SB2026052425 - Anolis OS update for kernel:4.18
Published: May 24, 2026
Breakdown by Severity
- Low
- Medium
- High
- Critical
Description
This security bulletin contains information about 2 vulnerabilities.
1) Improper control of a resource through its lifetime (CVE-ID: CVE-2026-46300)
CWE-ID: CWE-664 - Improper control of a resource through its lifetime
CVSSv4: CVSS:4.0/AV:L/AC:L/AT:N/PR:L/UI:N/VC:N/VI:H/VA:H/SC:N/SI:N/SA:N/E:U/U:Clear
The vulnerability allows a local user to cause memory corruption.
The vulnerability exists due to improper state management in skb_try_coalesce() when transferring paged fragments during TCP receive coalescing.
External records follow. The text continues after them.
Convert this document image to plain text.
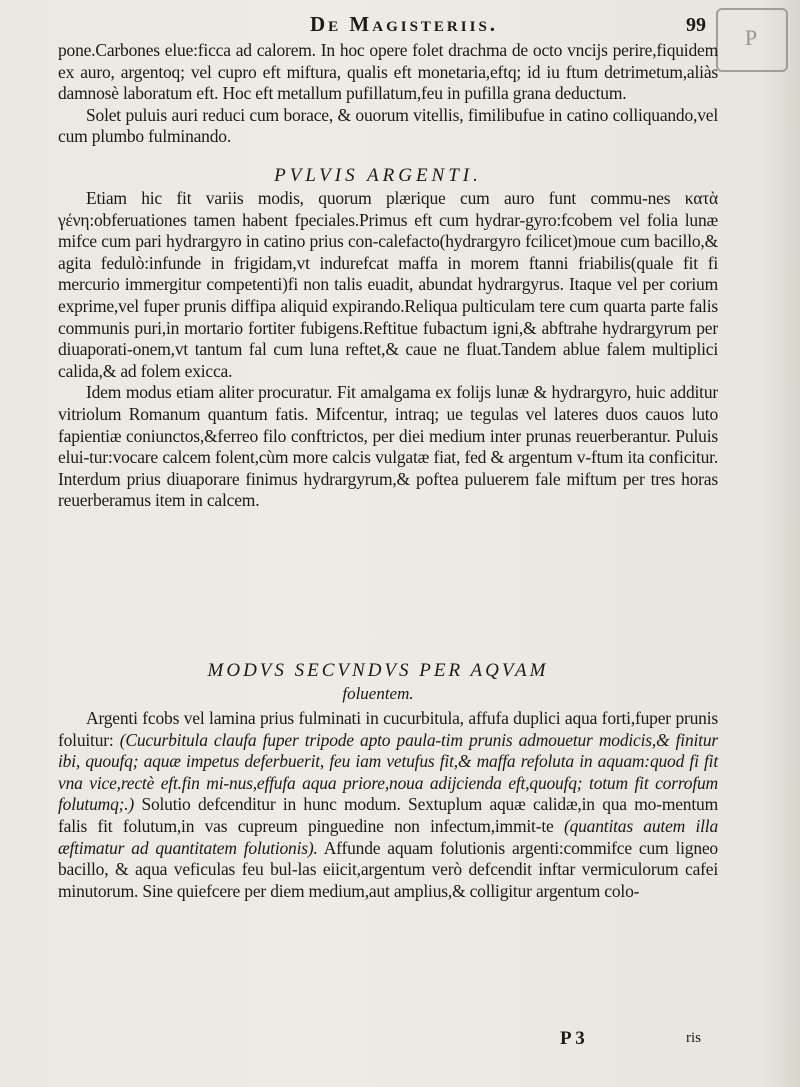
P
De Magisteriis.	99

pone.Carbones elue:ficca ad calorem. In hoc opere folet drachma de octo vncijs perire,fiquidem ex auro, argentoq; vel cupro eft miftura, qualis eft monetaria,eftq; id iu ftum detrimetum,aliàs damnosè laboratum eft. Hoc eft metallum pufillatum,feu in pufilla grana deductum.

Solet puluis auri reduci cum borace, & ouorum vitellis, fimilibufue in catino colliquando,vel cum plumbo fulminando.

PVLVIS ARGENTI.

Etiam hic fit variis modis, quorum plærique cum auro funt commu-nes κατὰ γένη:obferuationes tamen habent fpeciales.Primus eft cum hydrar-gyro:fcobem vel folia lunæ mifce cum pari hydrargyro in catino prius con-calefacto(hydrargyro fcilicet)moue cum bacillo,& agita fedulò:infunde in frigidam,vt indurefcat maffa in morem ftanni friabilis(quale fit fi mercurio immergitur competenti)fi non talis euadit, abundat hydrargyrus. Itaque vel per corium exprime,vel fuper prunis diffipa aliquid expirando.Reliqua pulticulam tere cum quarta parte falis communis puri,in mortario fortiter fubigens.Reftitue fubactum igni,& abftrahe hydrargyrum per diuaporati-onem,vt tantum fal cum luna reftet,& caue ne fluat.Tandem ablue falem multiplici calida,& ad folem exicca.

Idem modus etiam aliter procuratur. Fit amalgama ex folijs lunæ & hydrargyro, huic additur vitriolum Romanum quantum fatis. Mifcentur, intraq; ue tegulas vel lateres duos cauos luto fapientiæ coniunctos,&ferreo filo conftrictos, per diei medium inter prunas reuerberantur. Puluis elui-tur:vocare calcem folent,cùm more calcis vulgatæ fiat, fed & argentum v-ftum ita conficitur. Interdum prius diuaporare finimus hydrargyrum,& poftea puluerem fale miftum per tres horas reuerberamus item in calcem.

MODVS SECVNDVS PER AQVAM
foluentem.

Argenti fcobs vel lamina prius fulminati in cucurbitula, affufa duplici aqua forti,fuper prunis foluitur: (Cucurbitula claufa fuper tripode apto paula-tim prunis admouetur modicis,& finitur ibi, quoufq; aquæ impetus deferbuerit, feu iam vetufus fit,& maffa refoluta in aquam:quod fi fit vna vice,rectè eft.fin mi-nus,effufa aqua priore,noua adijcienda eft,quoufq; totum fit corrofum folutumq;.) Solutio defcenditur in hunc modum. Sextuplum aquæ calidæ,in qua mo-mentum falis fit folutum,in vas cupreum pinguedine non infectum,immit-te (quantitas autem illa æftimatur ad quantitatem folutionis). Affunde aquam folutionis argenti:commifce cum ligneo bacillo, & aqua veficulas feu bul-las eiicit,argentum verò defcendit inftar vermiculorum cafei minutorum. Sine quiefcere per diem medium,aut amplius,& colligitur argentum colo-

P 3	ris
A local user can trigger packet processing that moves shared fragments into an unmarked skb to cause memory corruption.
The issue can lead ESP input to incorrectly treat an uncloned nonlinear skb as not having shared fragments and perform in-place decryption over externally owned or page-cache-backed fragments.
2) Improper access control (CVE-ID: CVE-2026-46333)
CWE-ID: CWE-284 - Improper Access Control
CVSSv4: CVSS:4.0/AV:L/AC:L/AT:N/PR:H/UI:N/VC:L/VI:N/VA:N/SC:N/SI:N/SA:N/E:P/U:Clear
The vulnerability allows a local privileged user to disclose sensitive information.
The vulnerability exists due to improper access control in ptrace_may_access() when checking dumpability for tasks without an associated mm pointer. A local privileged user can inspect kernel thread details to disclose sensitive information.
The issue affects cases involving threads that no longer have a VM or never had one, such as kernel threads.
Remediation
Install update from vendor's website.